A sole proprietorship is the easiest type of business to form. In fact, unless you plan on hiring an employee right away then a federal identification number (FEIN, or EIN) from the IRS is not necessary. Just make sure to open a separate bank account so that all business transactions will be separate from personal transactions. If you plan on using credit cards to pay for expenses then designate one or two that will only be used for business purposes going forward to ease the burden when it comes time to put together your financials.
The main advantage of a sole proprietorship is the tax reporting requirements. Instead of filing Form 1065 or Form 1120-S, which are complex and 5+ pages in length, a sole proprietorship can file their taxes on Schedule C. Schedule C is a two-page form where that lists business income and business expenses for the year. No Balance Sheet is required.

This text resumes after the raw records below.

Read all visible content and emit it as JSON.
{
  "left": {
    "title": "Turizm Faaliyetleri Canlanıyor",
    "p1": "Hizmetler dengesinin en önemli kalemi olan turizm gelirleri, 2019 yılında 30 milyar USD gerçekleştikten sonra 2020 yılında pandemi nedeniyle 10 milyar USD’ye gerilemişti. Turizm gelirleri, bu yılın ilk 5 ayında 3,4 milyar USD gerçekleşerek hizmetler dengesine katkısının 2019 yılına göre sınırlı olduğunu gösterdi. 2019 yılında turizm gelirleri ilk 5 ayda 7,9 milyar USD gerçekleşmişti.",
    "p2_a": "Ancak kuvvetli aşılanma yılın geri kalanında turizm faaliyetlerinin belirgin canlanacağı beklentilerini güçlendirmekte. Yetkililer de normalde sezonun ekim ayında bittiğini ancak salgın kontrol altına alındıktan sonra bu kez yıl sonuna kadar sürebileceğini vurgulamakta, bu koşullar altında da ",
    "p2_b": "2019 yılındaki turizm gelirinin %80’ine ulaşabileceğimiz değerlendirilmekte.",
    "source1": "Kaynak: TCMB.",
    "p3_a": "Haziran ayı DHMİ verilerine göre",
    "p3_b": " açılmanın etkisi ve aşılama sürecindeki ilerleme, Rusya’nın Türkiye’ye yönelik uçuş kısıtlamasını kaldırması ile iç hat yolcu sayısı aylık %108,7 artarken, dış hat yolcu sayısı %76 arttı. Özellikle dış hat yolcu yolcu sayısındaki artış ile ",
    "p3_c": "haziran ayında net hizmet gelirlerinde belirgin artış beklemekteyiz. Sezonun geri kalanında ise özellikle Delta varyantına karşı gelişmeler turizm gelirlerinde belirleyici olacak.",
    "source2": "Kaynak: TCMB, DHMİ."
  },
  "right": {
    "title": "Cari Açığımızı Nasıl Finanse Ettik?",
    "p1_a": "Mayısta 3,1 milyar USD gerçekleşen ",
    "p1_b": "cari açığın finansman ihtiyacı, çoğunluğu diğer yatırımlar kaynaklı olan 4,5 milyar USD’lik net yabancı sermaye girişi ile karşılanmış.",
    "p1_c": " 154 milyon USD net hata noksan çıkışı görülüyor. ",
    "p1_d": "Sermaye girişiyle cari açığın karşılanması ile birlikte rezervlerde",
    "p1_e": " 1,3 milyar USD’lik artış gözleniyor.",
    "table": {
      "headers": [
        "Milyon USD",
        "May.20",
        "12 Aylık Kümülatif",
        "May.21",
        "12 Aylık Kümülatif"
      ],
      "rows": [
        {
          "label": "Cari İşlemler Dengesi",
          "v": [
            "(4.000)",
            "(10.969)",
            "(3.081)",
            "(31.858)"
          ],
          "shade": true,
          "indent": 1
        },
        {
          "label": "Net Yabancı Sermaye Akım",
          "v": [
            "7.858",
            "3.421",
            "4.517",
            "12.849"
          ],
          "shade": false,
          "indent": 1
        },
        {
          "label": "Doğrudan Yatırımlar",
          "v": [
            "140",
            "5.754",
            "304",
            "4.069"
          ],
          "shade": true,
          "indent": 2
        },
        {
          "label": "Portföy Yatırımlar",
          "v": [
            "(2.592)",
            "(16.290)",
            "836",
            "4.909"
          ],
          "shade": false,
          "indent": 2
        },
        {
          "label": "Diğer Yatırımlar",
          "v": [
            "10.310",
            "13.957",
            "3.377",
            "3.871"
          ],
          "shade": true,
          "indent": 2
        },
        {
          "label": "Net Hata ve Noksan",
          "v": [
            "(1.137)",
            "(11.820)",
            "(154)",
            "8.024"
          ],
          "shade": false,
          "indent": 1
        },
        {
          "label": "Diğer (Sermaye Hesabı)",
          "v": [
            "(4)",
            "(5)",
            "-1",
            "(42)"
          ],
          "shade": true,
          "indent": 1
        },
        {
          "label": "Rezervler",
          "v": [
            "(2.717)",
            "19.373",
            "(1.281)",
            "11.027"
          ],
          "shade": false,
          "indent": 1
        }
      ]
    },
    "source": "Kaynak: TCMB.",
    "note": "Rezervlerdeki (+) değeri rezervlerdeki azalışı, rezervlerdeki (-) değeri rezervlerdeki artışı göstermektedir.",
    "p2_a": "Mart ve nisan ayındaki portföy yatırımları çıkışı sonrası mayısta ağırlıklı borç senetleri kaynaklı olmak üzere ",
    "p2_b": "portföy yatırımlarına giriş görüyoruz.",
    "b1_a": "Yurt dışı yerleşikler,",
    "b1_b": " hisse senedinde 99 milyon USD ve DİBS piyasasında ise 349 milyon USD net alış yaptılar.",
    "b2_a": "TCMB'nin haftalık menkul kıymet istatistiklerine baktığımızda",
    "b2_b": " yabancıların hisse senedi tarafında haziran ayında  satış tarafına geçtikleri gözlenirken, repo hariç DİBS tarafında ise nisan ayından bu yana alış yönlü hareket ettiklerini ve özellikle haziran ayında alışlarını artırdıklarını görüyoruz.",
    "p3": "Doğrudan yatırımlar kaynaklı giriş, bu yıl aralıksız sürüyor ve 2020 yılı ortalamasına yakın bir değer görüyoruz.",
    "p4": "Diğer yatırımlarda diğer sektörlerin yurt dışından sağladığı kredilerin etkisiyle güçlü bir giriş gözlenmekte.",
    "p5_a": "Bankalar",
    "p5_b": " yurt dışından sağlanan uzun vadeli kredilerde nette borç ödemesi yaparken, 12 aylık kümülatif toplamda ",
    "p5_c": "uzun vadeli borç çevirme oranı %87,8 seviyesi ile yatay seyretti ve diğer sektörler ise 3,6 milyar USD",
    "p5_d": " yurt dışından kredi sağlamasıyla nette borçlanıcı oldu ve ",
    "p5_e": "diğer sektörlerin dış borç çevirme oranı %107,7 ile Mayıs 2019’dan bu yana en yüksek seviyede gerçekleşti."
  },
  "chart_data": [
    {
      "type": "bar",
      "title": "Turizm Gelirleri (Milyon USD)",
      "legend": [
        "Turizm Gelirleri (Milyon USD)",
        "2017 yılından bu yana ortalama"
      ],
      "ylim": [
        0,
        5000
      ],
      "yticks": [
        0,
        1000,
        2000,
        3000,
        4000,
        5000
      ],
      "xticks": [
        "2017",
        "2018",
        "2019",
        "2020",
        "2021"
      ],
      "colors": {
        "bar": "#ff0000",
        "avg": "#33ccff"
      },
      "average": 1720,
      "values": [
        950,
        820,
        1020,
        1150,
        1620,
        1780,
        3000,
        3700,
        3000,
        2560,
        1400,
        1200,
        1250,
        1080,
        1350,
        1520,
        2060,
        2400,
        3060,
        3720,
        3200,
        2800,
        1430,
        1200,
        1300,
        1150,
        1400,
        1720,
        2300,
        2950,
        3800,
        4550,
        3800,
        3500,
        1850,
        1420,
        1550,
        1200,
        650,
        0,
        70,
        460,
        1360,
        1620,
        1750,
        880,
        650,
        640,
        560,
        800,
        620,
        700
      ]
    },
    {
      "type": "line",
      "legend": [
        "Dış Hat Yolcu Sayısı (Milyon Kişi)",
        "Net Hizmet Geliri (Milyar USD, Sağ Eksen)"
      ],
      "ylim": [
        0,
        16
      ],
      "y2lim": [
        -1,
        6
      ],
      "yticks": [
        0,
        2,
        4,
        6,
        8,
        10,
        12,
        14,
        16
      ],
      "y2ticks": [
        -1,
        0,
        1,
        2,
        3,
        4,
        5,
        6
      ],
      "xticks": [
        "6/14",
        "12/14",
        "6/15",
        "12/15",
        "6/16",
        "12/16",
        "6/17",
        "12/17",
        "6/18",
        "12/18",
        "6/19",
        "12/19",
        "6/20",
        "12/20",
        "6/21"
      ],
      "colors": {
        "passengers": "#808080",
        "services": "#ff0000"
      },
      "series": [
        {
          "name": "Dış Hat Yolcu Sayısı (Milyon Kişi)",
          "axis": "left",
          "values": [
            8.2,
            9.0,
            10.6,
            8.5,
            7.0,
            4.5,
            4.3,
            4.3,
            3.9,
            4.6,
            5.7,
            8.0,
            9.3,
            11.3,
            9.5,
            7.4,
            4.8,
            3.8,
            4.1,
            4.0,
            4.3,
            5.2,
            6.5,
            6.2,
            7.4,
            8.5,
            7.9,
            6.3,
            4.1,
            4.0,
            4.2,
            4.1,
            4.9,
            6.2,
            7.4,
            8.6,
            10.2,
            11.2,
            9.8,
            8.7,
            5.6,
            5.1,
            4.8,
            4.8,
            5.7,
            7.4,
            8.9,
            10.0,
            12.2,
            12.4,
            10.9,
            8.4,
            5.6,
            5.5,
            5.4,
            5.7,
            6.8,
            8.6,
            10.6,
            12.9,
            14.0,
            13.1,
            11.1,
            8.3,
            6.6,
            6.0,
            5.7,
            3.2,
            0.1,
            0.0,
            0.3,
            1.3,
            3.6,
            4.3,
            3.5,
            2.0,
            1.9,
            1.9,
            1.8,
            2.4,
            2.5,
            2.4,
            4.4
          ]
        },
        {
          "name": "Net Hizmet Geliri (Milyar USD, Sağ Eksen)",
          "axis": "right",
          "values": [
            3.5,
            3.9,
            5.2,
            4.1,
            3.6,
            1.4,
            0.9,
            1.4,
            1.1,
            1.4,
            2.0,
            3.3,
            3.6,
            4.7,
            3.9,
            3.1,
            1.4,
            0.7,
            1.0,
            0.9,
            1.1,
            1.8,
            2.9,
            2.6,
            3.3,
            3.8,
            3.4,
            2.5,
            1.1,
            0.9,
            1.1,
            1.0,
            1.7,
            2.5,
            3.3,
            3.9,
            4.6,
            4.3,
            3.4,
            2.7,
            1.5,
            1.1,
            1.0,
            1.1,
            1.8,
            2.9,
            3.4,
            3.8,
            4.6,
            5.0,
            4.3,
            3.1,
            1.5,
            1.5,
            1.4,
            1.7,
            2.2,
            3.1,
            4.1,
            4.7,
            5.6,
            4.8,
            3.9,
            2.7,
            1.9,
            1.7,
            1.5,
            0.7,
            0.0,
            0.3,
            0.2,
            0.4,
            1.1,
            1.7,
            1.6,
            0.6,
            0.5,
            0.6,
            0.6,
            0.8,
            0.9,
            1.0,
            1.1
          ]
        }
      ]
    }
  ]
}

The main disadvantage of a sole proprietorship is the self-employment tax. Not only will your business profit be subject to income tax, it will be subject to an additional 15% self-employment tax. For example, a business that earns $100,000 will pay roughly $15,000 in self-employment tax and income tax at their individual tax rate. Forming an S-Corporation can eliminate at least 50% of the self-employment tax.
Sole proprietors must make estimated tax payments at the end of each quarter to the IRS and applicable states to cover at least 90% of their current year tax liability or 100% of their prior year tax liability to avoid penalties and interest on their tax return.